Ingredients – Serves 2-3, with enough left over for sandwiches

6-7 best quality beef or pork sausages – organic if possible
1 red pepper, cut into long strips
3 red onions, sliced
3 large flat cap mushrooms, halved and cut into thick slices
Olive oil
1/2 teaspoon dry thyme
2 bay leaves
1 tablespoon tomato paste
Scant teaspoon plain flour
1 tablespoon Worcestershire sauce
2 cups best quality beef stock
Salt & pepper


Pre-heat oven to 180C. Heat a large non stick fry pan over medium heat and add a little olive oil. When the oil is hot add the sausages and cook until browned on all sides, they don’t need to be cooked through at this stage. Remove and place into a shallow oven proof baking dish or tray that is just large enough to hold the sausages snuggly.


To the same fry pan add the red pepper along with a pinch of salt and a little more oil, if required, and cook until softened. Set aside with the sausages. Cook the onions in the same way until very soft, again adding more oil as needed. Add these to the sausages and cook the mushrooms until they are nicely browned and add to the other vegetables.
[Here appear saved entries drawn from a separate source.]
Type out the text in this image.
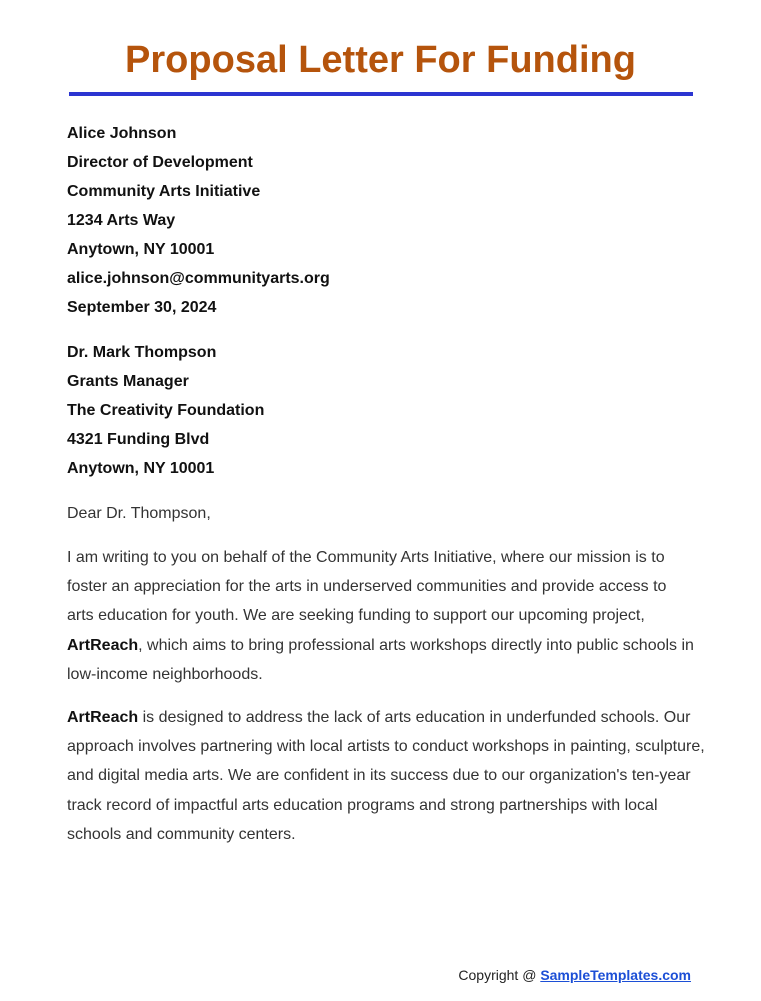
Proposal Letter For Funding

Alice Johnson

Director of Development

Community Arts Initiative

1234 Arts Way

Anytown, NY 10001

alice.johnson@communityarts.org

September 30, 2024

Dr. Mark Thompson

Grants Manager

The Creativity Foundation

4321 Funding Blvd

Anytown, NY 10001

Dear Dr. Thompson,

I am writing to you on behalf of the Community Arts Initiative, where our mission is to foster an appreciation for the arts in underserved communities and provide access to arts education for youth. We are seeking funding to support our upcoming project, ArtReach, which aims to bring professional arts workshops directly into public schools in low-income neighborhoods.

ArtReach is designed to address the lack of arts education in underfunded schools. Our approach involves partnering with local artists to conduct workshops in painting, sculpture, and digital media arts. We are confident in its success due to our organization's ten-year track record of impactful arts education programs and strong partnerships with local schools and community centers.

Copyright @ SampleTemplates.com
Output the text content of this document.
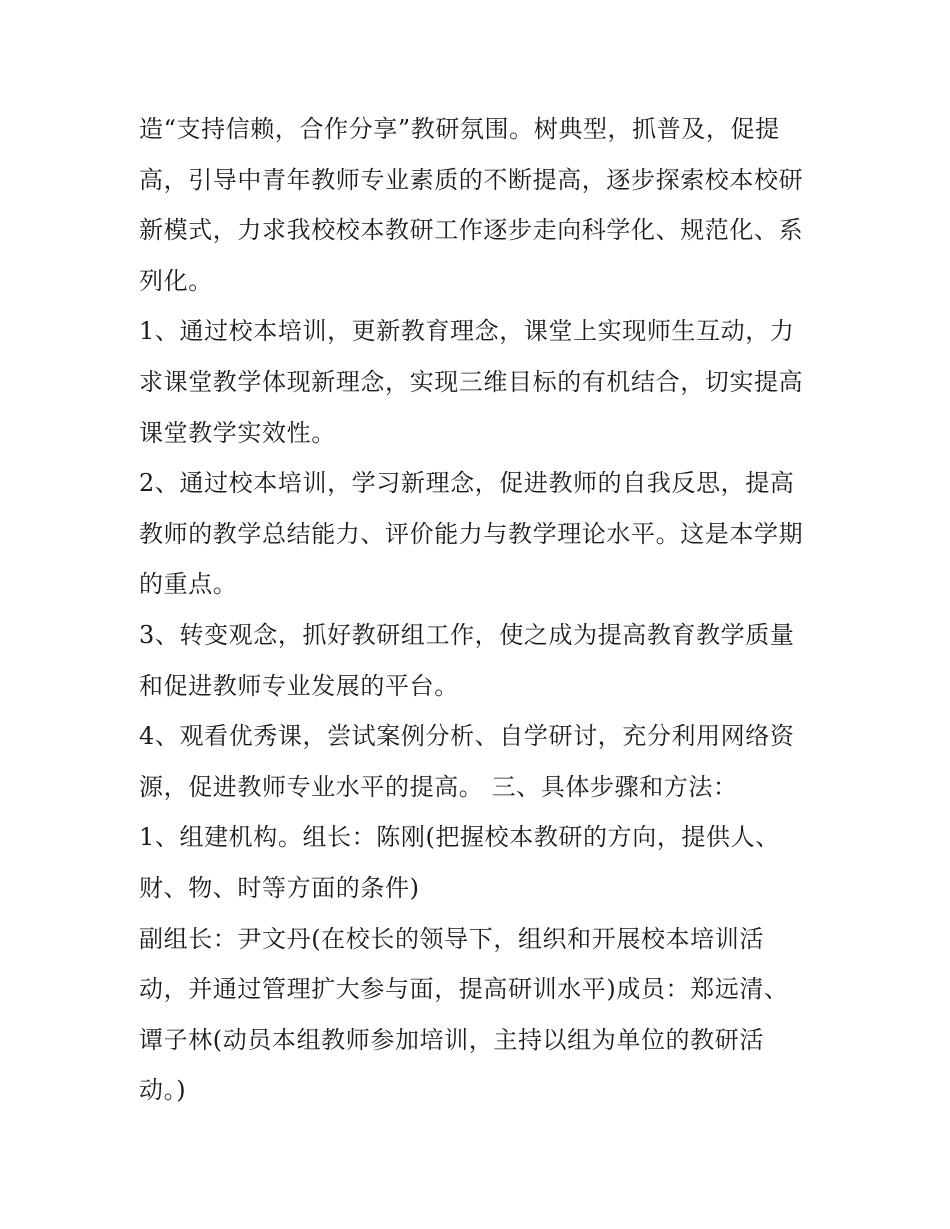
造“支持信赖，合作分享”教研氛围。树典型，抓普及，促提
高，引导中青年教师专业素质的不断提高，逐步探索校本校研
新模式，力求我校校本教研工作逐步走向科学化、规范化、系
列化。
1、通过校本培训，更新教育理念，课堂上实现师生互动，力
求课堂教学体现新理念，实现三维目标的有机结合，切实提高
课堂教学实效性。
2、通过校本培训，学习新理念，促进教师的自我反思，提高
教师的教学总结能力、评价能力与教学理论水平。这是本学期
的重点。
3、转变观念，抓好教研组工作，使之成为提高教育教学质量
和促进教师专业发展的平台。
4、观看优秀课，尝试案例分析、自学研讨，充分利用网络资
源，促进教师专业水平的提高。 三、具体步骤和方法：
1、组建机构。组长：陈刚(把握校本教研的方向，提供人、
财、物、时等方面的条件)
副组长：尹文丹(在校长的领导下，组织和开展校本培训活
动，并通过管理扩大参与面，提高研训水平)成员：郑远清、
谭子林(动员本组教师参加培训，主持以组为单位的教研活
动。)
Reduce the heat slightly and add the tomato paste and flour to the pan and let it cook and caramelise for a couple of minutes then add the thyme, bay leaves, a pinch of salt, some ground black pepper, Worcestershire sauce and stock. Bring to a boil, stirring constantly, then simmer uncovered for about 10 minutes until it is reduced by about a third. Add the sauce to the sausages and move everything around so as the sausages are siting on top and evenly spaced out. Bake for 30-40 minutes and serve with crusty bread or mash.